Dari hal tersebut akan bercampur menjadi satu hingga
manusia kecanduan pada ajaran agama globalisasi.
Padahal
manusia itu dikaruniai akal yang sempurna untuk
menimbulkan kesadaran spiritual dalam jiwanya. Kesadaran tersebut Allah
uji Allah dengan materi duniawi. Supaya tidak menjadi Hologram seutuhnya,
manusia harus melalui kehidupan duniawi dengan rasa prihatin
(tirakat). Hal tersebut harus dilakukan oleh sosok pemimpin di
negeri ini, supaya negerinya tentram dan damai. Jikalau pemimpin melakukan
tirakat, maka bisa dipastikan mereka mampu mengatasi masalah-masalah di dalam
negeri.
Pancasila merupakan
pondasi yang kokoh untuk mengatasi problematika negara
Indonesia. Sila pertama menggambarkan tentang ketuhanan yang satu, sesuai
kepercayaan individu. Sila tersebut diharapkan dapat menjadi pedoman kerukunan
umat beragama. Sedangkan sila kedua hingga kelima merupakan pondasi untuk
rakyat maupun pemimpin dalam kehidupan sosial di Indonesia
Ada
julukan masyarakat Tahlil bagi orang yang mengandalkan syafaat Nabi Muhammad
dalam urusan dunia dan akhiratnya, ketimbang mengandalkan sebuah negara.
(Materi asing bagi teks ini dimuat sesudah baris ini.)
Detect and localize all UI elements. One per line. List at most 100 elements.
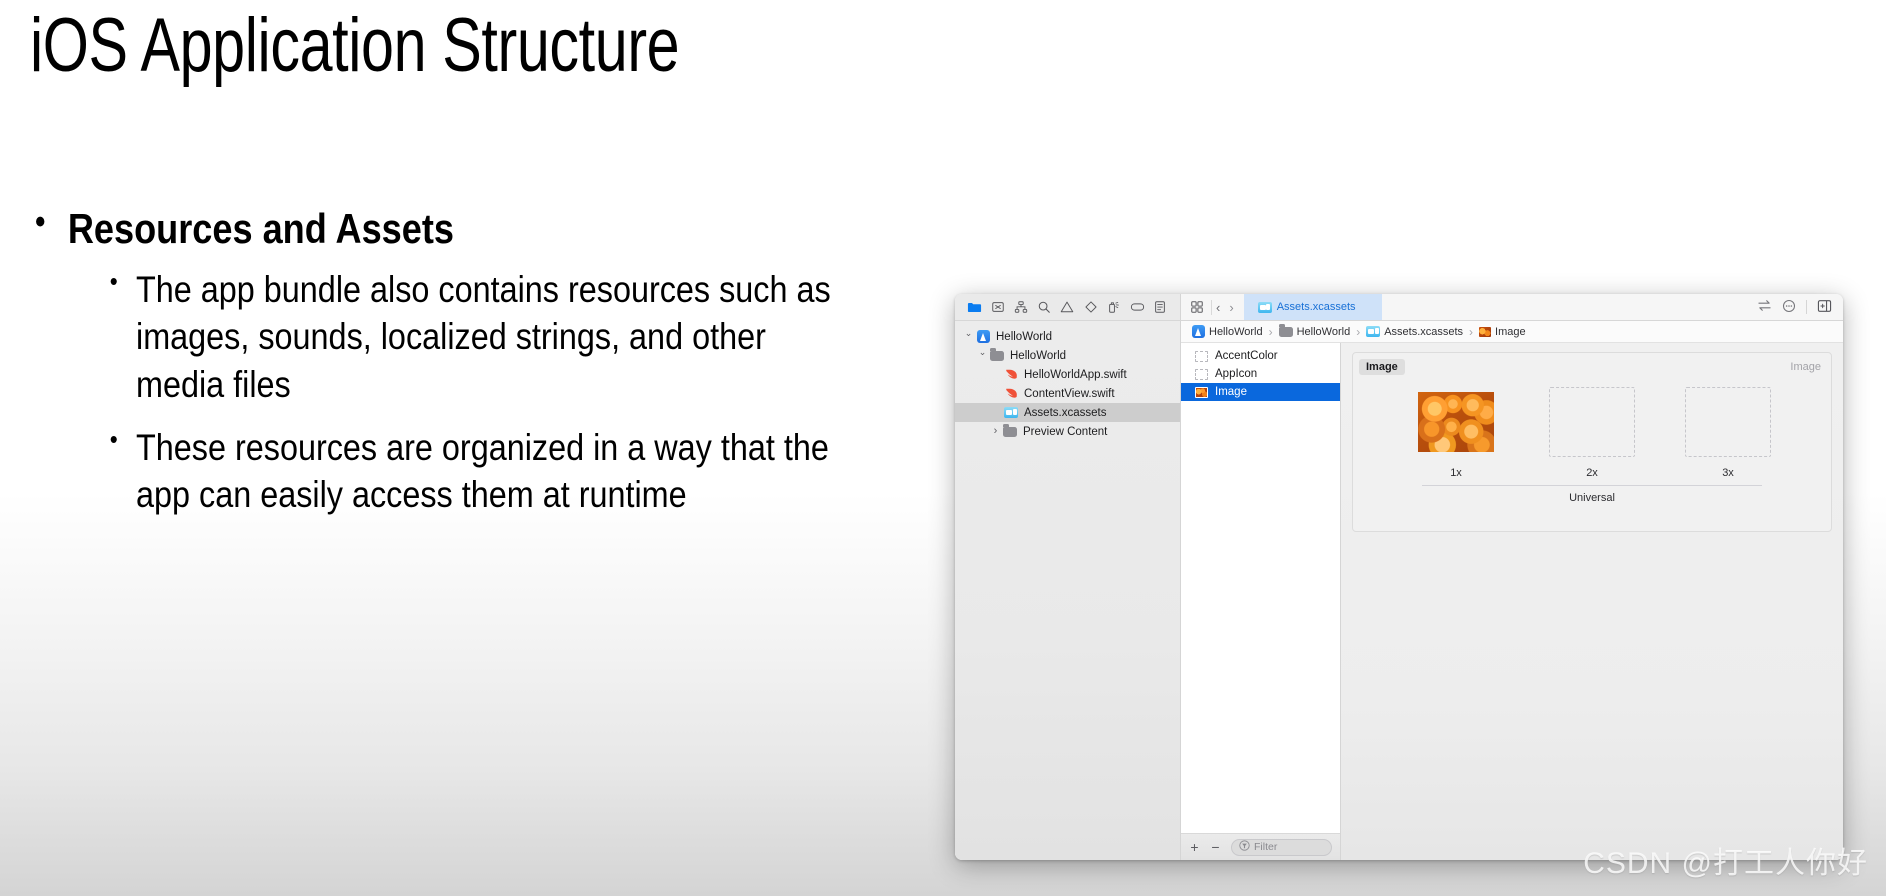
watermark: CSDN @打工人你好 <box>1583 847 1868 880</box>
asset-item-label: AppIcon <box>1215 368 1258 380</box>
source-control-icon[interactable] <box>990 300 1005 315</box>
detail-kind-label: Image <box>1790 361 1821 373</box>
breadcrumb-separator: › <box>1268 324 1273 339</box>
breakpoint-capsule-icon[interactable] <box>1130 300 1145 315</box>
device-class-label: Universal <box>1569 492 1615 504</box>
tree-row-helloworld-project[interactable]: HelloWorld <box>955 327 1180 346</box>
slot-frame-empty[interactable] <box>1549 387 1635 457</box>
assets-icon <box>1366 326 1381 337</box>
funnel-icon <box>1239 840 1250 854</box>
editor-nav-arrows: ‹ › <box>1211 299 1244 315</box>
assets-icon <box>1257 301 1272 313</box>
warning-triangle-icon[interactable] <box>1060 300 1075 315</box>
image-asset-icon <box>1479 326 1492 337</box>
asset-item-appicon[interactable]: AppIcon <box>1181 365 1340 383</box>
report-list-icon[interactable] <box>1153 300 1168 315</box>
oranges-photo <box>1418 392 1494 452</box>
disclosure-triangle-icon[interactable] <box>989 422 1002 441</box>
slot-scale-label: 2x <box>1586 467 1598 479</box>
tree-row-preview-content[interactable]: Preview Content <box>955 422 1180 441</box>
swift-file-icon <box>1003 387 1019 401</box>
tree-item-label: HelloWorld <box>996 330 1053 343</box>
search-icon[interactable] <box>1037 300 1052 315</box>
image-asset-icon <box>1195 386 1208 398</box>
bullet-level2: These resources are organized in a way t… <box>108 423 845 519</box>
xcode-window: ‹ › Assets.xcassets ⌄ HelloWorld ⌄ Hello… <box>955 294 1843 860</box>
filter-input[interactable]: Filter <box>1231 838 1332 856</box>
tree-item-label: Preview Content <box>1023 425 1108 438</box>
page-title: iOS Application Structure <box>30 3 680 88</box>
xcode-body: HelloWorld HelloWorld HelloWorldApp.swif… <box>955 321 1843 860</box>
breadcrumb: HelloWorld › HelloWorld › Assets.xcasset… <box>1181 321 1843 343</box>
disclosure-triangle-icon[interactable] <box>962 327 975 346</box>
folder-icon <box>989 348 1005 361</box>
tree-item-label: Assets.xcassets <box>1024 406 1107 419</box>
swap-arrows-icon[interactable] <box>1757 299 1772 315</box>
xcode-toolbar: ‹ › Assets.xcassets <box>955 294 1843 321</box>
xcode-project-icon <box>1192 325 1205 338</box>
image-slot-3x[interactable]: 3x <box>1685 387 1771 479</box>
asset-canvas: Image Image 1x 2x 3x Universal <box>1341 343 1843 860</box>
breadcrumb-item-project[interactable]: HelloWorld <box>1192 325 1263 338</box>
bullet-sublist: The app bundle also contains resources s… <box>30 265 950 519</box>
tree-item-label: ContentView.swift <box>1024 387 1115 400</box>
editor-toolbar: ‹ › Assets.xcassets <box>1181 294 1843 320</box>
tree-row-helloworld-folder[interactable]: HelloWorld <box>955 346 1180 365</box>
tree-row-helloworldapp-swift[interactable]: HelloWorldApp.swift <box>955 365 1180 384</box>
slot-scale-label: 1x <box>1450 467 1462 479</box>
breadcrumb-label: HelloWorld <box>1209 325 1263 338</box>
slot-frame-empty[interactable] <box>1685 387 1771 457</box>
asset-item-label: AccentColor <box>1215 350 1278 362</box>
xcode-project-icon <box>975 330 991 343</box>
image-slot-2x[interactable]: 2x <box>1549 387 1635 479</box>
breadcrumb-item-assets[interactable]: Assets.xcassets <box>1366 326 1463 338</box>
bullet-level2: The app bundle also contains resources s… <box>108 265 845 408</box>
folder-icon <box>1002 424 1018 437</box>
tree-row-assets-xcassets[interactable]: Assets.xcassets <box>955 403 1180 422</box>
image-set-detail: Image Image 1x 2x 3x Universal <box>1352 352 1832 532</box>
forward-arrow-icon[interactable]: › <box>1229 301 1233 314</box>
folder-icon[interactable] <box>967 300 982 315</box>
asset-item-accentcolor[interactable]: AccentColor <box>1181 347 1340 365</box>
tab-grid-icon[interactable] <box>1181 300 1211 314</box>
more-circle-icon[interactable] <box>1782 299 1796 316</box>
slot-frame-filled[interactable] <box>1413 387 1499 457</box>
remove-asset-button[interactable]: − <box>1210 840 1221 854</box>
breadcrumb-label: HelloWorld <box>1296 325 1351 338</box>
tree-row-contentview-swift[interactable]: ContentView.swift <box>955 384 1180 403</box>
editor-tab-assets[interactable]: Assets.xcassets <box>1243 294 1382 320</box>
breadcrumb-item-folder[interactable]: HelloWorld <box>1278 324 1351 338</box>
device-class-row: Universal <box>1353 485 1831 504</box>
empty-swatch-icon <box>1195 368 1208 380</box>
image-slots: 1x 2x 3x <box>1353 387 1831 479</box>
asset-list-panel: AccentColor AppIcon Image + − Filter <box>1181 343 1341 860</box>
bullet-level1: Resources and Assets <box>30 203 821 252</box>
add-asset-button[interactable]: + <box>1189 840 1200 854</box>
slot-scale-label: 3x <box>1722 467 1734 479</box>
asset-item-image[interactable]: Image <box>1181 383 1340 401</box>
detail-title: Image <box>1359 359 1405 375</box>
tree-item-label: HelloWorldApp.swift <box>1024 368 1127 381</box>
breadcrumb-label: Assets.xcassets <box>1384 325 1464 338</box>
editor-tab-label: Assets.xcassets <box>1276 301 1356 313</box>
bullet-list: Resources and Assets The app bundle also… <box>30 203 950 535</box>
disclosure-triangle-icon[interactable] <box>976 346 989 365</box>
back-arrow-icon[interactable]: ‹ <box>1216 301 1220 314</box>
breadcrumb-item-image[interactable]: Image <box>1479 326 1526 338</box>
folder-icon <box>1278 324 1293 337</box>
image-slot-1x[interactable]: 1x <box>1413 387 1499 479</box>
editor-area: HelloWorld › HelloWorld › Assets.xcasset… <box>1181 321 1843 860</box>
editor-toolbar-right <box>1757 299 1843 316</box>
test-diamond-icon[interactable] <box>1083 300 1098 315</box>
divider <box>1422 485 1762 486</box>
symbol-hierarchy-icon[interactable] <box>1014 300 1029 315</box>
breadcrumb-label: Image <box>1495 325 1526 338</box>
debug-spray-icon[interactable] <box>1106 300 1121 315</box>
project-navigator: HelloWorld HelloWorld HelloWorldApp.swif… <box>955 321 1181 860</box>
swift-file-icon <box>1003 368 1019 382</box>
filter-placeholder: Filter <box>1254 841 1278 853</box>
inspector-panel-icon[interactable] <box>1817 299 1832 316</box>
breadcrumb-separator: › <box>1469 324 1474 339</box>
asset-list-bottom-bar: + − Filter <box>1181 833 1340 860</box>
asset-item-label: Image <box>1215 386 1247 398</box>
Menurut golongan tersebut, melakukan perilaku menyimpang di suatu
negara akan mempermalukan dirinya sendiri dan negaranya. Oleh sebab itu,
mereka berpedoman pada ucapan la ilaha illallah.
Kalimat tahlil tersebut sejatinya menjelaskan bahwa manusia bukanlah hologram.
Ketika kita mampu mencapai kesadaran spiritual, kita ibarat cahaya di
mercusuar yang mampu menyinari lubang kerinduan terhadap sang Pencipta.
Golongan mereka melakukan perintah Tuhan dengan ikhlas tanpa mengharapkan suatu
imbalan, entah dunia ataupun akhirat. Kilaunya duniawi ini bagi mereka
sudah tidak menarik lagi, bahkan malah menjadi hal yang sederhana.
Sebenarnya
buku Kiai Hologram yang ditulis oleh Cak Nun mempunyai makna tersirat yaitu
jadilah manusia yang polos tanpa terpengaruh oleh duniawi yang melalaikan.
Supaya tidak menjadi manusia Hologram, diharapkan manusia mampu saling
menyayangi dan mengayomi antara satu dengan yang lainnya. Hal ini semata-mata
demi kemajuan diri, lingkungan, dan negara. Bukan malah mengutamakan ego hanya
untuk menuruti nafsu duniawi, apalagi sampai merugikan lingkungan sekitar.